Penggabungan tiga faktor ini menciptakan bencana ekologis dengan skala yang jarang terjadi.
836 Jiwa Meninggal, Ratusan Hilang
Data terbaru dari BNPB per Kamis 4 Desember 2025 pukul 16.00 WIB menunjukkan:
-
836 orang meninggal dunia
-
518 orang masih hilang
-
2.700 orang mengalami luka-luka
Sementara itu, 51 kabupaten/kota di Sumatera dilaporkan terdampak banjir dan tanah longsor.
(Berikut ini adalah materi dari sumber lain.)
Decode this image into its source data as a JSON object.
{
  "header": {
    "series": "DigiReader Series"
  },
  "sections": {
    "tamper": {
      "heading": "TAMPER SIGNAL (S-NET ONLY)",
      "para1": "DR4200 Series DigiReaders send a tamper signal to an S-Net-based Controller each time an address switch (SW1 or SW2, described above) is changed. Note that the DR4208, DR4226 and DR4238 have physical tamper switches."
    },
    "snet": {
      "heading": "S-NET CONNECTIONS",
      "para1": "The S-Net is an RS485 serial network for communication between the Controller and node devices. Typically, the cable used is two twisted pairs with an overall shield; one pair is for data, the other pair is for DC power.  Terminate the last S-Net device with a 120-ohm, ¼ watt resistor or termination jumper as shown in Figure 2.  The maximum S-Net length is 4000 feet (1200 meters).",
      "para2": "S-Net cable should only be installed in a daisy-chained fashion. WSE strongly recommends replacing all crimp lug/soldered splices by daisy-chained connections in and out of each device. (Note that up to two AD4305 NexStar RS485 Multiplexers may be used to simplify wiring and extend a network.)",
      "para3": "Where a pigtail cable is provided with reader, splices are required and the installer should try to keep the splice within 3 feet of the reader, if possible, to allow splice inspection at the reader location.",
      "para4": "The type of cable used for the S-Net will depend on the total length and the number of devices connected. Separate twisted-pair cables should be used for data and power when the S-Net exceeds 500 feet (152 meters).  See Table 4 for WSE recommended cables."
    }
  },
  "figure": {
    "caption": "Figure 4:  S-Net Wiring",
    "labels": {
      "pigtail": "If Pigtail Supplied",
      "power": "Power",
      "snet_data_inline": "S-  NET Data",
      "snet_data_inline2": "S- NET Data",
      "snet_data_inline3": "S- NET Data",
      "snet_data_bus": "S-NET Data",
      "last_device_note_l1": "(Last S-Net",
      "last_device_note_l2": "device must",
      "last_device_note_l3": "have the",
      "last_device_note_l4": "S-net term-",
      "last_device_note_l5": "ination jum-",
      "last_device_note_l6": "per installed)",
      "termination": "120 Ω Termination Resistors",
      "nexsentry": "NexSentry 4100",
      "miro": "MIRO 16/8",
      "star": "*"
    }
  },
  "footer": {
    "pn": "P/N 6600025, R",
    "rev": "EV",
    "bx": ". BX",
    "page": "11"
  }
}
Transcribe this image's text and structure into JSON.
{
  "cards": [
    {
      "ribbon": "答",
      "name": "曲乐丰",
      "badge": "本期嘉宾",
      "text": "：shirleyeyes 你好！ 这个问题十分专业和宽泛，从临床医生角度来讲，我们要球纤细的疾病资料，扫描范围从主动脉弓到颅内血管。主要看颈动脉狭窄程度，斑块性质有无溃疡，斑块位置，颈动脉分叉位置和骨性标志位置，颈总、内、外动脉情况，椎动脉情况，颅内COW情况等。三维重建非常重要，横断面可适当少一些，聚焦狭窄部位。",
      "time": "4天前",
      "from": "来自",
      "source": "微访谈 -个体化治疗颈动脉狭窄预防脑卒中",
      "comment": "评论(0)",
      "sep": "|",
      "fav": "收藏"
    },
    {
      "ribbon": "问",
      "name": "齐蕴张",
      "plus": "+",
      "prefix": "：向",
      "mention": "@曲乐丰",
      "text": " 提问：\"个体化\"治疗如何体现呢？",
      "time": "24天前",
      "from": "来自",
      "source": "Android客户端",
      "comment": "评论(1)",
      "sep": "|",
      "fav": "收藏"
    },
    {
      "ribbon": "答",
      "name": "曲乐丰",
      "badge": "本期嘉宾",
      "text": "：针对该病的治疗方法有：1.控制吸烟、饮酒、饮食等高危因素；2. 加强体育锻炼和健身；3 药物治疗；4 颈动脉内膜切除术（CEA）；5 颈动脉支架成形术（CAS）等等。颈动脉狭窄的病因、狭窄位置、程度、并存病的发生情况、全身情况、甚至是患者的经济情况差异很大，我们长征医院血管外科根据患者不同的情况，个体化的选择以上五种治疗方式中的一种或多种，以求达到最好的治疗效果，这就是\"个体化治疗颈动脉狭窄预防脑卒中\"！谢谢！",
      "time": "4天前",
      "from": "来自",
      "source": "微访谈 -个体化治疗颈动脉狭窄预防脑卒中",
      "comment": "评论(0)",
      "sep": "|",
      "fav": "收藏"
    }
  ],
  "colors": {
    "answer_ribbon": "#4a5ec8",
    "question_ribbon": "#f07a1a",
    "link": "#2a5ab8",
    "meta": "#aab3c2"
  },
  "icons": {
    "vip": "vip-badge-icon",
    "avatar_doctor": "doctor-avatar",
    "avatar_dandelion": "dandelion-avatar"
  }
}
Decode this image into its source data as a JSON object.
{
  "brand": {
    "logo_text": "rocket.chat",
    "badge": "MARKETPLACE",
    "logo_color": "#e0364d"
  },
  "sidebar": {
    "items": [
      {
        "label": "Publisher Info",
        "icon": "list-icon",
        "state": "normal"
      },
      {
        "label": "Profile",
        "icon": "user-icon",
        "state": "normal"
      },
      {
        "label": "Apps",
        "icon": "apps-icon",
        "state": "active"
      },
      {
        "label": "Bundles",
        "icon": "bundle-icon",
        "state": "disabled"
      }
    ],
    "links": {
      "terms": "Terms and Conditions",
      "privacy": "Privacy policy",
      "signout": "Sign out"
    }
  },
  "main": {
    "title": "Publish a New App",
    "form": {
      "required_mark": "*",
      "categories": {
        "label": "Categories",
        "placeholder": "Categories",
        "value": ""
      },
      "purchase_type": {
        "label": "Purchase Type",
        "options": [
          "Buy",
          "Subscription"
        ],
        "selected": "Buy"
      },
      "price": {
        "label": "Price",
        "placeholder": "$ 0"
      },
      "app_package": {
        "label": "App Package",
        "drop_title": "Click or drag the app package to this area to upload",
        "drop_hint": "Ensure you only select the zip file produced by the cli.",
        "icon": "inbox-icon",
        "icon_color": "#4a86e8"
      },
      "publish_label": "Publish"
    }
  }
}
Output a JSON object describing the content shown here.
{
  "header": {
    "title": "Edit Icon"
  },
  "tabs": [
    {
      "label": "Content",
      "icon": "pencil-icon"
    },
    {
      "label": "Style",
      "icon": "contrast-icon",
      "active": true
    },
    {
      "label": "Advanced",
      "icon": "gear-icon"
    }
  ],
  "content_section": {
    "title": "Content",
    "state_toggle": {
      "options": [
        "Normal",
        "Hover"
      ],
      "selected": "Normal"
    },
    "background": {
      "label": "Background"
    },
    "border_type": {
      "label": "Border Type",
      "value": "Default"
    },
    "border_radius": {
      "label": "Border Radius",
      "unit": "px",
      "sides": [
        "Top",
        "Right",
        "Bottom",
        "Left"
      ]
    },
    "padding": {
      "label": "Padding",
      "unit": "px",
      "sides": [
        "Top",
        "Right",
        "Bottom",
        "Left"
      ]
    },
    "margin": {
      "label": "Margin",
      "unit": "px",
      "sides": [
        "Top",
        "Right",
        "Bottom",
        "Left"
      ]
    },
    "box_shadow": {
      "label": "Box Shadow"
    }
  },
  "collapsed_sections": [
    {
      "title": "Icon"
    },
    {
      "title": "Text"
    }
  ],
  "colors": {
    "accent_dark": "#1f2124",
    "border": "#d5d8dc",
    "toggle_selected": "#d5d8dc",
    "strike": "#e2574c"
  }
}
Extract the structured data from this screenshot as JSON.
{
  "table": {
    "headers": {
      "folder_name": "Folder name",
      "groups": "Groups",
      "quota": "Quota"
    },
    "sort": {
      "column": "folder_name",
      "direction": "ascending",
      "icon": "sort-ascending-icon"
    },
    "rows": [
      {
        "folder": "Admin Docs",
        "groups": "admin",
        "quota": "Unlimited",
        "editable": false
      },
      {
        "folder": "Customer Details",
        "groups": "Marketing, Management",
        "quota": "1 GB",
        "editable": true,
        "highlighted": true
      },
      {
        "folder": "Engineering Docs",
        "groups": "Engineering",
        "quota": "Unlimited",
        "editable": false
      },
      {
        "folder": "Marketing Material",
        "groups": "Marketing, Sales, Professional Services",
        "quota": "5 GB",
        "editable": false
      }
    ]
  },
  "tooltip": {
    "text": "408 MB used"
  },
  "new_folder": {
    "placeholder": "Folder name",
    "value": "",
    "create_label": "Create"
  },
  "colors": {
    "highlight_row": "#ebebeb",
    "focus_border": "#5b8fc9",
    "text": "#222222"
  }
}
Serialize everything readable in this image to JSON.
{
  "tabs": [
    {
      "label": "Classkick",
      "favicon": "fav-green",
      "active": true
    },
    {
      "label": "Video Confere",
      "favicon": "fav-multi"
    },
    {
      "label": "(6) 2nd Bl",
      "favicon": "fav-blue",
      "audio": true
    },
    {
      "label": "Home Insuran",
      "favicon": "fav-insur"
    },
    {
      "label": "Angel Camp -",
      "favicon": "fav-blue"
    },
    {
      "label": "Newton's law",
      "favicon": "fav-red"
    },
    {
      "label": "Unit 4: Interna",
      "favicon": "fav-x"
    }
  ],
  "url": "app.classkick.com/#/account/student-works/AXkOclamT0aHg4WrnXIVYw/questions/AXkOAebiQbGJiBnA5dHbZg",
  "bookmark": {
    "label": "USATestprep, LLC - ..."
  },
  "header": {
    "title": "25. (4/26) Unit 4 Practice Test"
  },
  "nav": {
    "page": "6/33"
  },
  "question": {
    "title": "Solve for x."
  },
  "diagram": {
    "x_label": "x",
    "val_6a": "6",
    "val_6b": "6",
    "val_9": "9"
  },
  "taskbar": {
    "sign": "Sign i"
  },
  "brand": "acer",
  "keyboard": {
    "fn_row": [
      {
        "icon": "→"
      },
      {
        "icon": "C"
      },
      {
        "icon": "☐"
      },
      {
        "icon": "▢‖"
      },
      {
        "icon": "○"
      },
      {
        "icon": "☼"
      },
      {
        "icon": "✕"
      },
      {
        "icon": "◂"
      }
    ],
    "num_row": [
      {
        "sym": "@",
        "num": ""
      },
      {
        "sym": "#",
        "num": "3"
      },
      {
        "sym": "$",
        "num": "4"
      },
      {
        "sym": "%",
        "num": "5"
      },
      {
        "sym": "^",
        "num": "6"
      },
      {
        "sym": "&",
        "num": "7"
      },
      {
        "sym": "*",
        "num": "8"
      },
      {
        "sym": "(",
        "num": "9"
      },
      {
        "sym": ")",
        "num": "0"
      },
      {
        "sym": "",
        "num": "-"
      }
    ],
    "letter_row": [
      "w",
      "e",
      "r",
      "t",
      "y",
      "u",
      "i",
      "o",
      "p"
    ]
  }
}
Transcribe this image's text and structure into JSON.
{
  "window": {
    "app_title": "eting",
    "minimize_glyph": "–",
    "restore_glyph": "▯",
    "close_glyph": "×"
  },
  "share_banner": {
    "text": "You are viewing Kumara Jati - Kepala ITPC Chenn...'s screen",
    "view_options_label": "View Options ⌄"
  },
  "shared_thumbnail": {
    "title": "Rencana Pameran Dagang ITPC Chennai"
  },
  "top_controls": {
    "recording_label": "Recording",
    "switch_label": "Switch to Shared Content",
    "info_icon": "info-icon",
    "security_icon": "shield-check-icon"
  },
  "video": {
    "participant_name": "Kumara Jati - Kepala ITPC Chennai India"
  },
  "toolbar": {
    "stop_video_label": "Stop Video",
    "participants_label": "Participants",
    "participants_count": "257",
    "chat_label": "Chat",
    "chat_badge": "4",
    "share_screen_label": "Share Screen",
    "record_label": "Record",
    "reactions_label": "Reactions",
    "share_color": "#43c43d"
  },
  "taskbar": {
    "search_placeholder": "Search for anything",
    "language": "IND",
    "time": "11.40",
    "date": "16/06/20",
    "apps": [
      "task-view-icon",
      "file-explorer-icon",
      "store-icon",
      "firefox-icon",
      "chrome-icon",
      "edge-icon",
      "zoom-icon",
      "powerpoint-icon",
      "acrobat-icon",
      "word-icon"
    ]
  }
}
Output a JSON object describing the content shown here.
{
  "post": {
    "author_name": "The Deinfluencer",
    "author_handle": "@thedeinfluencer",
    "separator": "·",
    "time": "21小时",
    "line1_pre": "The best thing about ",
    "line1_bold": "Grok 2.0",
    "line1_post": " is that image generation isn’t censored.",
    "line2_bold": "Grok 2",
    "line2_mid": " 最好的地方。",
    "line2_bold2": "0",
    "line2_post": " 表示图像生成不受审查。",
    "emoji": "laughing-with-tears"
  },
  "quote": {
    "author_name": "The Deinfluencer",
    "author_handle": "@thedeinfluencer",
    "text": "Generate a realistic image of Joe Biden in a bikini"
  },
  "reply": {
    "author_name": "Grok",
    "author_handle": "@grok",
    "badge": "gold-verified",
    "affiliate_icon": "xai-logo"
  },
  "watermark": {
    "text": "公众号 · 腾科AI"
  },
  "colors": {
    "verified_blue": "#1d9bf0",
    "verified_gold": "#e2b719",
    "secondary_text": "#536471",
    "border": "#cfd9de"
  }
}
Berdasarkan Geoportal Data Bencana Indonesia BNPB (akses 18.00 WIB), kerusakan akibat banjir dan longsor meliputi:
-
10.500 rumah rusak
-
536 fasilitas umum rusak
-
326 fasilitas pendidikan terdampak
-
25 fasilitas kesehatan rusak
-
185 rumah ibadah rusak
-
115 gedung/ kantor terdampak
-
295 jembatan rusak atau putus
Bencana ini disebut sebagai salah satu yang terbesar dalam 20 tahun terakhir di Sumatera.
Tak Ada Toleransi
Raja Juli menegaskan bahwa pemerintah akan bertindak tegas untuk mencegah bencana serupa kembali terjadi.
“Kalau hutan rusak, rakyat jadi korban. Pemerintah tidak akan mentolerir pelaku perusakan,” ujarnya.
Dengan pendekatan hukum dan pencabutan izin PBPH, pemerintah berharap pemulihan ekologi Sumatera dapat berjalan dengan cepat.